MANILA - The Philippines' central bank chief said he expects domestic financial markets to be stable ahead of its policy meeting next week, after the U.S. Federal Reserve announced another cut in its massive bond-buying stimulus.
Bangko Sentral ng Pilipinas (BSP) Governor Amando Tetangco said the latest Fed action will be taken into consideration when the BSP reviews policy on May 8.
"For now, this should keep the domestic financial markets fairly stable," Tetangco said of the Fed's $10 billion reduction to its monthly bond buying program while keeping fund rates unchanged until further improvements in U.S. inflation and employment are seen.
"We will take this in consideration during our own policy meeting," he told reporters in a mobile text message, adding that the Fed's actual minutes would be "interesting" for monetary authorities.
The Fed's heralding an end to its stimulus measures sank Manila's benchmark equity index from record highs last year.
The index has since recovered and is up around 14 percent so far this year, while the peso is up around 1.6 percent.
The central bank has said it is ready to impose measures to stem liquidity growth and dampen inflationary pressures, but has noted there is no pre-set course for policy normalization.

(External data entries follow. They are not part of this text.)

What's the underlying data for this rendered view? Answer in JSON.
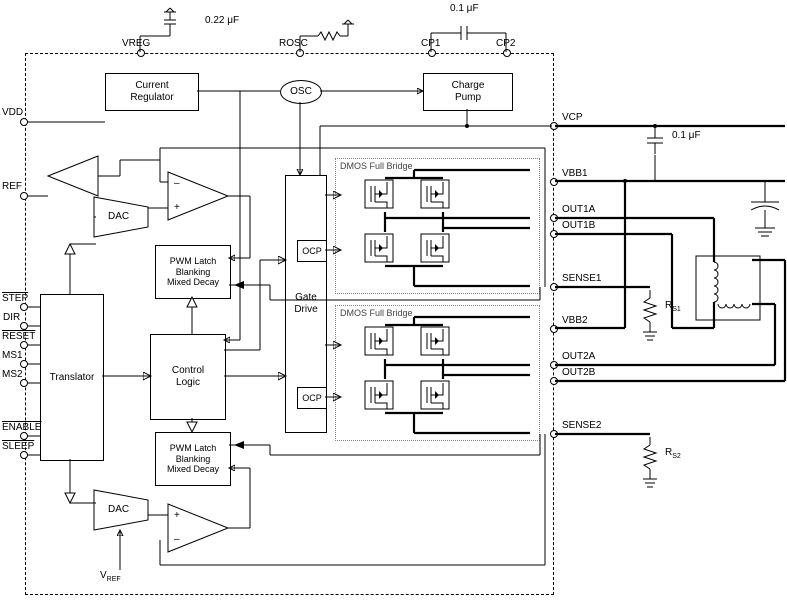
{
  "pins_left": [
    "VDD",
    "REF",
    "STEP",
    "DIR",
    "RESET",
    "MS1",
    "MS2",
    "ENABLE",
    "SLEEP"
  ],
  "pins_top": [
    "VREG",
    "ROSC",
    "CP1",
    "CP2"
  ],
  "pins_right": [
    "VCP",
    "VBB1",
    "OUT1A",
    "OUT1B",
    "SENSE1",
    "VBB2",
    "OUT2A",
    "OUT2B",
    "SENSE2"
  ],
  "blocks": {
    "curr_reg": "Current\nRegulator",
    "osc": "OSC",
    "charge_pump": "Charge\nPump",
    "translator": "Translator",
    "control": "Control\nLogic",
    "gate_drive": "Gate\nDrive",
    "pwm1": "PWM Latch\nBlanking\nMixed Decay",
    "pwm2": "PWM Latch\nBlanking\nMixed Decay",
    "dac1": "DAC",
    "dac2": "DAC",
    "ocp1": "OCP",
    "ocp2": "OCP",
    "bridge1": "DMOS Full Bridge",
    "bridge2": "DMOS Full Bridge"
  },
  "caps": {
    "c1": "0.22 μF",
    "c2": "0.1 μF",
    "c3": "0.1 μF"
  },
  "res": {
    "rs1": "R",
    "rs1_sub": "S1",
    "rs2": "R",
    "rs2_sub": "S2"
  },
  "plus": "+",
  "minus": "–",
  "vref": "V",
  "vref_sub": "REF"
}
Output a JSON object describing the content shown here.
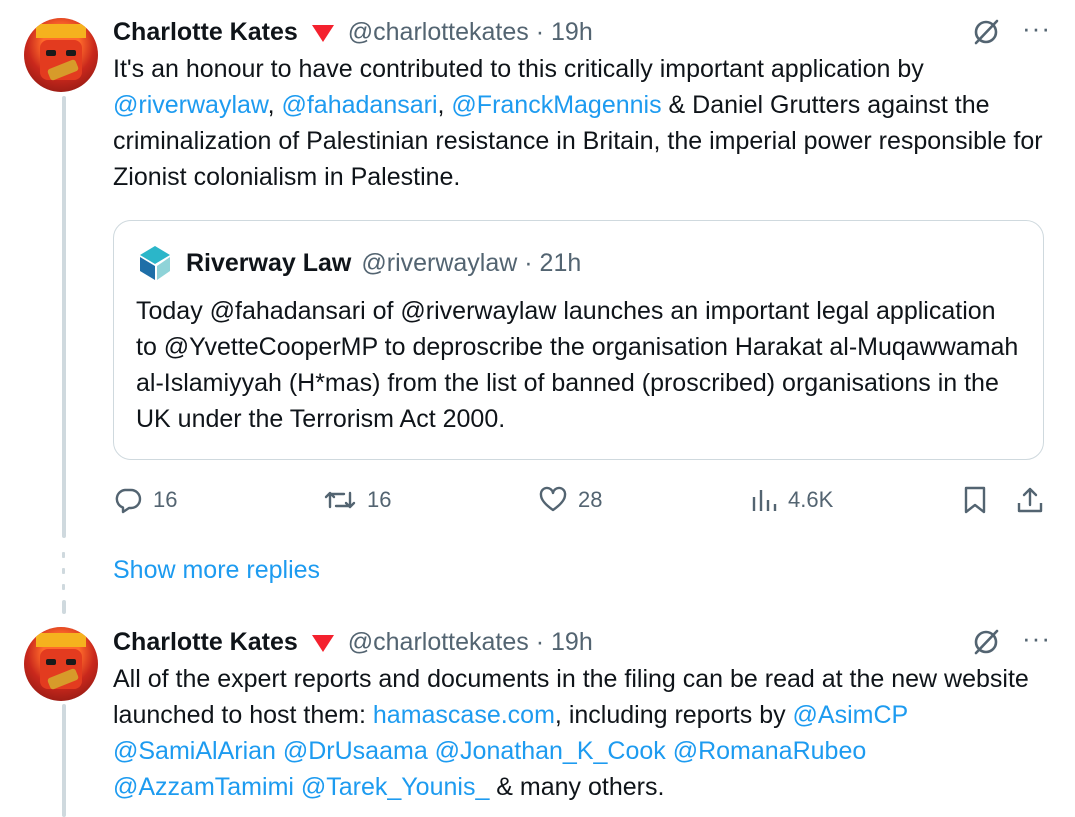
{
  "tweet1": {
    "name": "Charlotte Kates",
    "handle": "@charlottekates",
    "time": "19h",
    "more": "···",
    "text_parts": [
      "It's an honour to have contributed to this critically important application by",
      "@riverwaylaw",
      ", ",
      "@fahadansari",
      ", ",
      "@FranckMagennis",
      " & Daniel Grutters against the criminalization of Palestinian resistance in Britain, the imperial power responsible for Zionist colonialism in Palestine."
    ],
    "quote": {
      "name": "Riverway Law",
      "handle": "@riverwaylaw",
      "time": "21h",
      "text": "Today @fahadansari of @riverwaylaw launches an important legal application to @YvetteCooperMP to deproscribe the organisation Harakat al-Muqawwamah al-Islamiyyah (H*mas) from the list of banned (proscribed) organisations in the UK under the Terrorism Act 2000."
    },
    "stats": {
      "replies": "16",
      "reposts": "16",
      "likes": "28",
      "views": "4.6K"
    }
  },
  "show_more": "Show more replies",
  "tweet2": {
    "name": "Charlotte Kates",
    "handle": "@charlottekates",
    "time": "19h",
    "more": "···",
    "text_parts": [
      "All of the expert reports and documents in the filing can be read at the new website launched to host them: ",
      "hamascase.com",
      ", including reports by ",
      "@AsimCP @SamiAlArian @DrUsaama @Jonathan_K_Cook @RomanaRubeo @AzzamTamimi @Tarek_Younis_",
      " & many others."
    ]
  },
  "colors": {
    "accent": "#1d9bf0",
    "muted": "#536471",
    "badge": "#f4212e",
    "border": "#cfd9de"
  },
  "icons": [
    "grok-icon",
    "more-icon",
    "reply-icon",
    "repost-icon",
    "like-icon",
    "views-icon",
    "bookmark-icon",
    "share-icon"
  ]
}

Recent hints by central bank officials point to increased caution over strong money supply growth, which has continued to hover around a record 37 percent.
On March 27, the central bank kept policy rates steady but raised banks' reserve requirement ratio by 1 percentage point to siphon liquidity in the financial system, a move seen by financial markets as signalling the start of a policy tightening cycle.